This story is part of AIN's continuing coverage of the impact of the coronavirus on aviation.
Airline spending on maintenance, repair, and overhaul (MRO) services could be less than half the $90 billion that had been projected by aviation data and advisory group IBA before the Covid-19 pandemic. Reduced aircraft utilization, early lease returns, and accelerated fleet retirement are all driving down MRO demand, the company said at the Changing Landscape of the Aftermarket Industry webinar on August 4.
According to IBA’s analysis, the engine MRO sector could be hit hardest by the fallout from Covid’s impact on air transport demand. “IBA expects engine shop visit demand to collapse for the next two or three years as both utilization and maintenance expenditure see massive reductions,” the company said.
Demand for work on more mature engines is especially vulnerable with scheduled shop visits being deferred, the company concluded based on the latest data from its IBA.iQ platform. In some cases, “later stage” MRO tasks will never take place as equipment is withdrawn from revenue service, but the company also sees the possibility of a convergence of demand for powerplant MRO around the mid-2020s.

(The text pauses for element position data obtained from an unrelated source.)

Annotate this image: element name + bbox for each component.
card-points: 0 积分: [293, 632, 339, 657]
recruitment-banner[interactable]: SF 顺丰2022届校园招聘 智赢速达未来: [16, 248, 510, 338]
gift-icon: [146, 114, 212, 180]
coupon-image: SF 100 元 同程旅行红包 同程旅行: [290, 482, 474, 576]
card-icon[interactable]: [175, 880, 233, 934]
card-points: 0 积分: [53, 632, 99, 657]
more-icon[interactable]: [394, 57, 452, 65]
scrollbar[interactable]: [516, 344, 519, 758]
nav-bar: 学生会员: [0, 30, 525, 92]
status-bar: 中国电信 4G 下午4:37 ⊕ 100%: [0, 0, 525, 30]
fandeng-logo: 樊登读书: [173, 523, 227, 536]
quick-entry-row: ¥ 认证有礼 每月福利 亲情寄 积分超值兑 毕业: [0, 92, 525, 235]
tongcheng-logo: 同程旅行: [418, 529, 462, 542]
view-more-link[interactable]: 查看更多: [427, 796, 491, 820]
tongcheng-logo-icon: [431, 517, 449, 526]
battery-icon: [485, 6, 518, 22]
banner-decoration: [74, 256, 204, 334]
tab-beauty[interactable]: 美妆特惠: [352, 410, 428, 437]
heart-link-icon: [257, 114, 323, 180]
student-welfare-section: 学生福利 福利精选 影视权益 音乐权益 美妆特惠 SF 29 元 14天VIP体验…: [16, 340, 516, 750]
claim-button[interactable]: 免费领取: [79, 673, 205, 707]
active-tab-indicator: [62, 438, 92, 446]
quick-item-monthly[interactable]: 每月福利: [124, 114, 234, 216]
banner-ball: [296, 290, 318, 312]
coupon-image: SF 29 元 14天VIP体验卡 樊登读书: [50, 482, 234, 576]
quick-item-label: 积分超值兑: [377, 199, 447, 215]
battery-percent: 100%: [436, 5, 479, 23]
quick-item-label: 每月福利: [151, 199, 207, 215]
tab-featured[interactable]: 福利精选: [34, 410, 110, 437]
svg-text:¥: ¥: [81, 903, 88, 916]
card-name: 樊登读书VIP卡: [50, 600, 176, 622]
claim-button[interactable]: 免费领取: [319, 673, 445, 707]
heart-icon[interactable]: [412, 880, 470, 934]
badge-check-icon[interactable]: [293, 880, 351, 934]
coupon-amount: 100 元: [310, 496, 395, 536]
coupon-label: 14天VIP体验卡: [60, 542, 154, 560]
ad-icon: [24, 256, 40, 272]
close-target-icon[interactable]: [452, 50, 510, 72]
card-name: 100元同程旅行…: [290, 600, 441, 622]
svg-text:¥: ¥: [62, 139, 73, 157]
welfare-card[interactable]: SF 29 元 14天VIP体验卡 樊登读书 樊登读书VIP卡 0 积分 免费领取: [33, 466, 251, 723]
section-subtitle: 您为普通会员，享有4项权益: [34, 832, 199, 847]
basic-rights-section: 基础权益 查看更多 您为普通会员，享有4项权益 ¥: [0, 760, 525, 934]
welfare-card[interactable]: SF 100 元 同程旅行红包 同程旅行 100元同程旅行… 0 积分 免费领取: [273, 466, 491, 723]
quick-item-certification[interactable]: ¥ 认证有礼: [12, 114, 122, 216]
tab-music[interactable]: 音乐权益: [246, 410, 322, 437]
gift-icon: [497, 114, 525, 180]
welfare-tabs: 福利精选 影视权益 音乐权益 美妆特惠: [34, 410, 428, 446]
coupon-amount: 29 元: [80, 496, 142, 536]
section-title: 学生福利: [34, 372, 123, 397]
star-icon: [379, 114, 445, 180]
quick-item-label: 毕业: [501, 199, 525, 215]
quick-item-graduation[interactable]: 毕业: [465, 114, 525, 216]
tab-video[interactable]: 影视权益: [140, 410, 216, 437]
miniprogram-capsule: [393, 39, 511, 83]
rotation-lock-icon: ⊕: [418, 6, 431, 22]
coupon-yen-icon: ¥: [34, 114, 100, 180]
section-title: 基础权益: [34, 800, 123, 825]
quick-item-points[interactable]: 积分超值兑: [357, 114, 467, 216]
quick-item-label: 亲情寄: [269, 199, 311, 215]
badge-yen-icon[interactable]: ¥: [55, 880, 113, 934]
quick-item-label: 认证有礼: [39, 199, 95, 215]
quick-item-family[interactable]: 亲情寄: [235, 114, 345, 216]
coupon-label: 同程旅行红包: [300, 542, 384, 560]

In the short term, IBA’s analysts estimate that around 800 airliners are expected to be withdrawn from airline fleets and approximately 450 of these might never return to service. For the most part, it expects aircraft aged more than 20 years to account for around half of the anticipated retirements, but some younger models might also be withdrawn, including types such as the Airbus A380 and A340-600 and Boeing 777-200LR. Generally, widebody equipment has seen a significantly steeper decline in utilization than narrowbody aircraft as long-haul routes have been harder hit by the Covid emergency.
The dramatic shift in market conditions seen since around March 2020 is also resulting in reduced pricing and residual values for aircraft parts. IBA argued that the MRO industry needs to urgently reassess the future shape of the market and what changes might be made to make ensure the sector remains competitive.
“The MRO industry needs to take a more creative approach to maintenance solutions,” commented IBA president Phil Seymour. “That includes OEMs and regulators devising safe and flexible ways to prevent aircraft having to undergo such extensive and expensive checks, so that savings can be made at a time when cash preservation is vital, without safety being compromised.”
IBA’s latest projections suggest a possible recovery in market conditions from early 2022. But in the interim, it warned of large-scale job losses that could reduce the sector’s workforce by between 35 and 70 percent.
Meanwhile, despite these intense commercial pressures, 240 young people this week started a new apprenticeship program with Lufthansa Technik. The MRO and logistics division of the German flag-carrier Lufthansa did have to scale back, by an unspecified amount, the intake for this year’s training program, which covers multiple technical disciplines. Around 750 apprentices are now undergoing training or studies with the company.
“Even though we have no employment for many of our staff at the moment, we continue to train,” commented Lufthansa Technik's chief executive human resources. “Because one thing is clear: we will emerge from this crisis again and must then be prepared in the best possible way for the demographic change in our workforce.”
Last month, more than two-thirds of member companies of the Aeronautical Repair Station Association in the U.S. reported an average decline in MRO revenues of 45.9 percent for the first five months of 2020. Aggregate employment of the companies surveyed fell by nearly 27 percent between January 1 and June 1.